Car Dealer

Behind the scenes at a car dealership

If you’ve ever bought a car at a car dealer then you know that there’s a certain method to the sales process. Sometimes this process is difficult to understand but there is reason why the process is a convoluted with numerous people involved. To research this, we spoke with Mr. Ed Financing ( a car loan company located in Phoenix, Arizona. As a loan company, they are an integral part of the car sales process at dozens of Arizona dealer locations. Here’s what we learned.

Division of Labor

The first thing to know is that a car dealership is a very complex operation. Almost every week things change: different sales promotions, different financing plans, the car dealer’s own promotions, and multitude of other things. The bottom line is that it is impossible for any one person to stay on top of all this stuff, so dealerships have different departments involved.

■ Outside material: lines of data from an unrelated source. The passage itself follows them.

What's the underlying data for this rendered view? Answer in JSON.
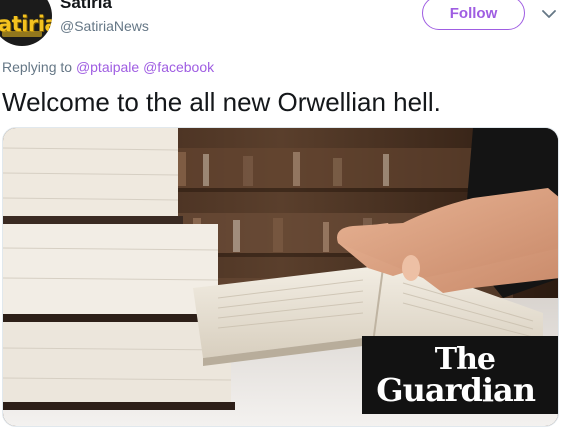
{
  "tweet": {
    "display_name": "Satiria",
    "handle": "@SatiriaNews",
    "avatar_text": "satiria",
    "follow_label": "Follow",
    "reply_prefix": "Replying to",
    "reply_mentions": [
      "@ptaipale",
      "@facebook"
    ],
    "text": "Welcome to the all new Orwellian hell."
  },
  "card": {
    "image_subject": "open book on table with stacked books and bookshelves in background",
    "logo_line1": "The",
    "logo_line2": "Guardian"
  },
  "colors": {
    "accent": "#9f5de2",
    "secondary_text": "#657786",
    "primary_text": "#14171a",
    "logo_background": "#121212"
  },
  "icons": {
    "caret": "chevron-down-icon"
  }
}
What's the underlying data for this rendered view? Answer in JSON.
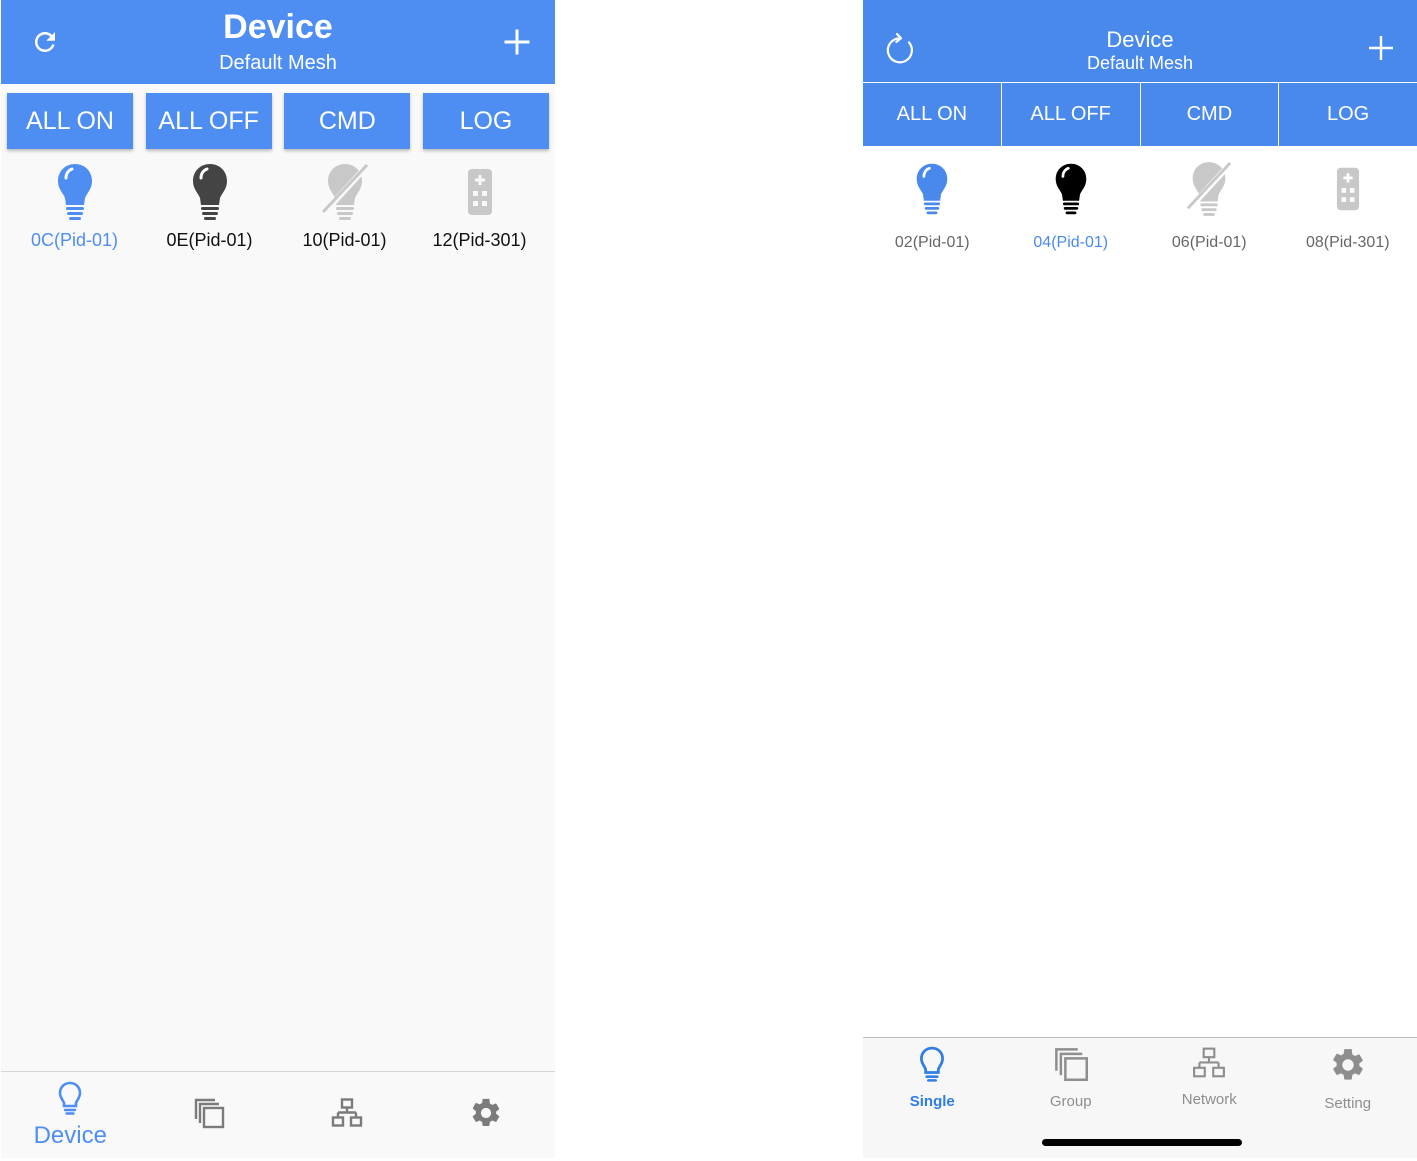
{
  "android": {
    "header": {
      "title": "Device",
      "subtitle": "Default Mesh",
      "left_icon": "refresh-icon",
      "right_icon": "plus-icon"
    },
    "buttons": [
      "ALL ON",
      "ALL OFF",
      "CMD",
      "LOG"
    ],
    "devices": [
      {
        "label": "0C(Pid-01)",
        "icon": "bulb-on-icon",
        "selected": true
      },
      {
        "label": "0E(Pid-01)",
        "icon": "bulb-off-icon",
        "selected": false
      },
      {
        "label": "10(Pid-01)",
        "icon": "bulb-offline-icon",
        "selected": false
      },
      {
        "label": "12(Pid-301)",
        "icon": "remote-icon",
        "selected": false
      }
    ],
    "tabs": [
      {
        "label": "Device",
        "icon": "bulb-outline-icon",
        "active": true
      },
      {
        "label": "",
        "icon": "group-icon",
        "active": false
      },
      {
        "label": "",
        "icon": "network-icon",
        "active": false
      },
      {
        "label": "",
        "icon": "gear-icon",
        "active": false
      }
    ]
  },
  "ios": {
    "header": {
      "title": "Device",
      "subtitle": "Default Mesh",
      "left_icon": "refresh-icon",
      "right_icon": "plus-icon"
    },
    "buttons": [
      "ALL ON",
      "ALL OFF",
      "CMD",
      "LOG"
    ],
    "devices": [
      {
        "label": "02(Pid-01)",
        "icon": "bulb-on-icon",
        "selected": false
      },
      {
        "label": "04(Pid-01)",
        "icon": "bulb-off-icon",
        "selected": true
      },
      {
        "label": "06(Pid-01)",
        "icon": "bulb-offline-icon",
        "selected": false
      },
      {
        "label": "08(Pid-301)",
        "icon": "remote-icon",
        "selected": false
      }
    ],
    "tabs": [
      {
        "label": "Single",
        "icon": "bulb-outline-icon",
        "active": true
      },
      {
        "label": "Group",
        "icon": "group-icon",
        "active": false
      },
      {
        "label": "Network",
        "icon": "network-icon",
        "active": false
      },
      {
        "label": "Setting",
        "icon": "gear-icon",
        "active": false
      }
    ]
  },
  "colors": {
    "primary": "#4e8ef2",
    "primary_ios": "#4a89ec",
    "bulb_off_android": "#444444",
    "bulb_off_ios": "#000000",
    "offline": "#c8c8c8",
    "tab_inactive": "#7b7b7b"
  }
}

Your Salesperson is Not the Sales Manager

Although your salesperson and the sales manager work closely together, their jobs are quite different. The salesperson’s job is to get to know you and help you find a vehicle that meets your needs. The sales manager’s job is to stay on top of all the rapidly changing specials and promotions. In addition, they oversee all the sales staff and make sure that each deal executed is structured properly and frankly makes sense for both the customer and the dealership.

A Good Example of This Relationship

Here’s an example of just one factor sales managers deal with daily: credit ratings. If a client has picked out a car they want but has a poor credit, the sales manager needs to do some number crunching. A client’s credit rating also makes a difference on how much cash you have to pay as a down payment. For example, excellent credit customers are typically given lower interest rates than poor credit customers. It’s just one of the many factors involved in a car deal.


The other thing your salespeople are working on is the value of your trade. All dealers go to the same auctions and use the same “books” when evaluating trades. When a dealership offers you a substantial sum for your trade-in, they may be making it up on the “deal” they make you. This isn’t any tomfoolery, its just making the numbers work for you and the dealership.


In this article, we tried to give you a feeling for the complexities that go on behind the scene when you buy a car.  It’s a complex process with a salesperson, sales manager and loan specialist working together. It’s a procedure that is practiced at virtually every dealership and for a good reason.